Le public, impuissant, observe la nouvelle élève tenter de se fondre dans cette masse inclinée devant la tyrannie du professeur. Les danseurs mobilisent chaque partie de leur corps, de la tête jusqu’au bout des orteils, dans des gestes amples, dynamiques, presque rituels. Un rite qui évoque une forme de secte — à la fois envoûtante et inquiétante.
La danse incarne ici l’absurde du texte de Ionesco : ce professeur — de danse, de linguistique, d’arithmétique et de philologie — semble bourrer ses élèves de pas de danse et d’informations aussi incohérents les uns que les autres. Ce trop-plein de gestes et de savoirs absurdes donne à voir une mécanique implacable, qui broie peu à peu l’individualité des élèves au profit d’un corps collectif, soumis.

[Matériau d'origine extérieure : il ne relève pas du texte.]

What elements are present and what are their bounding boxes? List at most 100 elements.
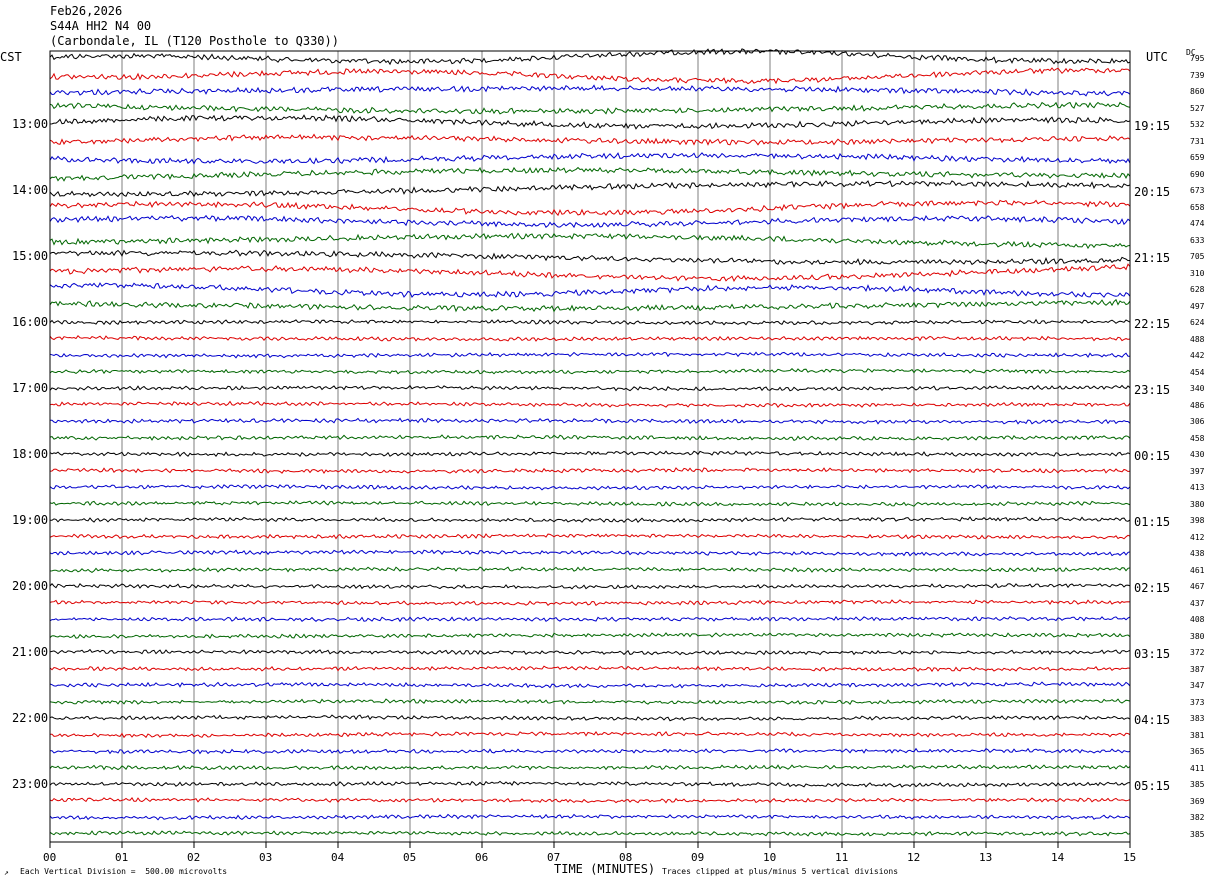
trace-line — [49, 813, 1131, 821]
trace-line — [49, 335, 1131, 342]
x-tick-label: 01 — [115, 851, 129, 864]
right-time-label: 22:15 — [1134, 317, 1171, 331]
x-tick-label: 12 — [907, 851, 921, 864]
left-time-label: 23:00 — [12, 777, 49, 791]
plot-frame — [49, 50, 1131, 843]
right-time-label: 02:15 — [1134, 581, 1171, 595]
trace-line — [49, 681, 1131, 689]
trace-line — [49, 152, 1131, 165]
dc-value: 532 — [1190, 120, 1205, 129]
dc-value: 795 — [1190, 54, 1205, 63]
left-time-label: 21:00 — [12, 645, 49, 659]
trace-line — [49, 48, 1131, 66]
right-time-label: 23:15 — [1134, 383, 1171, 397]
right-time-label: 21:15 — [1134, 251, 1171, 265]
x-tick-label: 05 — [403, 851, 417, 864]
dc-value: 497 — [1190, 301, 1205, 311]
right-time-label: 20:15 — [1134, 185, 1171, 199]
dc-value: 705 — [1190, 252, 1205, 261]
x-tick-label: 08 — [619, 851, 633, 864]
left-time-label: 22:00 — [12, 711, 49, 725]
plot-location: (Carbondale, IL (T120 Posthole to Q330)) — [50, 34, 339, 48]
trace-line — [49, 282, 1131, 299]
dc-value: 413 — [1190, 483, 1205, 492]
x-tick-label: 02 — [187, 851, 201, 864]
x-tick-label: 06 — [475, 851, 489, 864]
dc-value: 624 — [1190, 318, 1205, 327]
dc-value: 731 — [1190, 136, 1205, 146]
x-tick-label: 04 — [331, 851, 345, 864]
dc-value: 467 — [1190, 582, 1205, 591]
dc-value: 527 — [1190, 103, 1205, 113]
trace-line — [49, 199, 1131, 217]
right-timezone-label: UTC — [1146, 50, 1168, 64]
dc-value: 408 — [1190, 615, 1205, 624]
trace-line — [49, 232, 1131, 250]
plot-date: Feb26,2026 — [50, 4, 123, 18]
trace-line — [49, 263, 1131, 282]
trace-line — [49, 698, 1131, 706]
dc-value: 633 — [1190, 235, 1205, 245]
trace-line — [49, 368, 1131, 375]
left-time-label: 17:00 — [12, 381, 49, 395]
dc-value: 438 — [1190, 549, 1205, 558]
trace-line — [49, 467, 1131, 475]
dc-value: 340 — [1190, 384, 1205, 393]
trace-line — [49, 830, 1131, 837]
dc-header-label: DC — [1186, 48, 1196, 57]
right-time-label: 04:15 — [1134, 713, 1171, 727]
trace-line — [49, 214, 1131, 229]
trace-line — [49, 450, 1131, 458]
trace-line — [49, 549, 1131, 557]
trace-line — [49, 384, 1131, 392]
trace-line — [49, 133, 1131, 146]
dc-value: 372 — [1190, 648, 1205, 657]
x-tick-label: 09 — [691, 851, 705, 864]
trace-line — [49, 318, 1131, 326]
x-tick-label: 00 — [43, 851, 57, 864]
trace-line — [49, 764, 1131, 771]
trace-line — [49, 249, 1131, 266]
trace-line — [49, 566, 1131, 574]
trace-line — [49, 714, 1131, 722]
dc-value: 454 — [1190, 367, 1205, 377]
x-tick-label: 15 — [1123, 851, 1137, 864]
dc-value: 306 — [1190, 417, 1205, 426]
dc-value: 347 — [1190, 681, 1205, 690]
dc-value: 488 — [1190, 334, 1205, 344]
dc-value: 412 — [1190, 532, 1205, 542]
left-time-label: 13:00 — [12, 117, 49, 131]
dc-value: 382 — [1190, 813, 1205, 822]
scale-note: Each Vertical Division = 500.00 microvol… — [20, 867, 228, 876]
dc-value: 659 — [1190, 153, 1205, 162]
left-time-label: 16:00 — [12, 315, 49, 329]
dc-value: 385 — [1190, 780, 1205, 789]
trace-line — [49, 665, 1131, 673]
trace-line — [50, 516, 1131, 524]
x-tick-label: 10 — [763, 851, 777, 864]
right-time-label: 01:15 — [1134, 515, 1171, 529]
corner-mark-icon: ↗ — [4, 868, 9, 877]
dc-value: 411 — [1190, 763, 1205, 773]
right-time-label: 19:15 — [1134, 119, 1171, 133]
right-time-label: 05:15 — [1134, 779, 1171, 793]
trace-line — [49, 84, 1131, 97]
left-time-label: 20:00 — [12, 579, 49, 593]
dc-value: 739 — [1190, 70, 1205, 80]
dc-value: 369 — [1190, 796, 1205, 806]
left-time-label: 14:00 — [12, 183, 49, 197]
dc-value: 385 — [1190, 829, 1205, 839]
dc-value: 486 — [1190, 400, 1205, 410]
dc-value: 397 — [1190, 466, 1205, 476]
trace-line — [49, 351, 1130, 359]
left-time-label: 19:00 — [12, 513, 49, 527]
right-time-label: 03:15 — [1134, 647, 1171, 661]
trace-line — [49, 583, 1131, 590]
dc-value: 437 — [1190, 598, 1205, 608]
dc-value: 474 — [1190, 219, 1205, 228]
dc-value: 458 — [1190, 433, 1205, 443]
trace-line — [49, 484, 1131, 491]
dc-value: 658 — [1190, 202, 1205, 212]
x-tick-label: 14 — [1051, 851, 1065, 864]
dc-value: 690 — [1190, 169, 1205, 179]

Il faut saluer la performance de Manon Chapuis (la nouvelle élève) et de Julien Derouault (le professeur), qui incarnent avec justesse l’évolution des personnages, que ce soit à travers le jeu, le texte ou la danse. Les autres ne sont pas en reste : Marie, l’assistante, interprétée avec force par Solène Messina Ernaux, se distingue par son uniforme singulier et son indépendance. Les danseurs-interprètes, quant à eux, sont le souffle du spectacle. Plusieurs d’entre eux se forment actuellement — ou se sont formés par le passé — au Centre de Formation d’Apprentis Pietragalla-Derouault. Ce spectacle apparaît comme la consécration du travail mené au sein de cette école. Une mise en abyme : celle d’un professeur de danse face à ses élèves, dans un studio, à travers le prisme du texte de Ionesco.
Musique, chorégraphie, scénographie, mouvements de lumière : tout évolue au même rythme que le ton de la pièce. Les dynamiques s’inversent, le malaise s’installe. C’est angoissant et saisissant. Ce « Louis de Funès » avide de contrôle — incarné par Julien Derouault — finit par perdre pied, incapable d’enseigner le mot « couteau », qu’il tente de faire prononcer dans toutes les langues : « et il le faudra bien un jour, en palestinien ».
La musique scande la danse jusqu’à son point de rupture : des percussions frappent, comme des coups de couteau transperçant les corps. Le public, suspendu, retient son souffle : la tension est palpable jusqu’au pire.
Drôle et effrayant, retrouvez La Leçon jusqu’au 15 juin à la Scala.
La Leçon par le Théâtre du Corps à la Scala jusqu’au 15 juin et en tournée jusqu’au 11 mars 2026.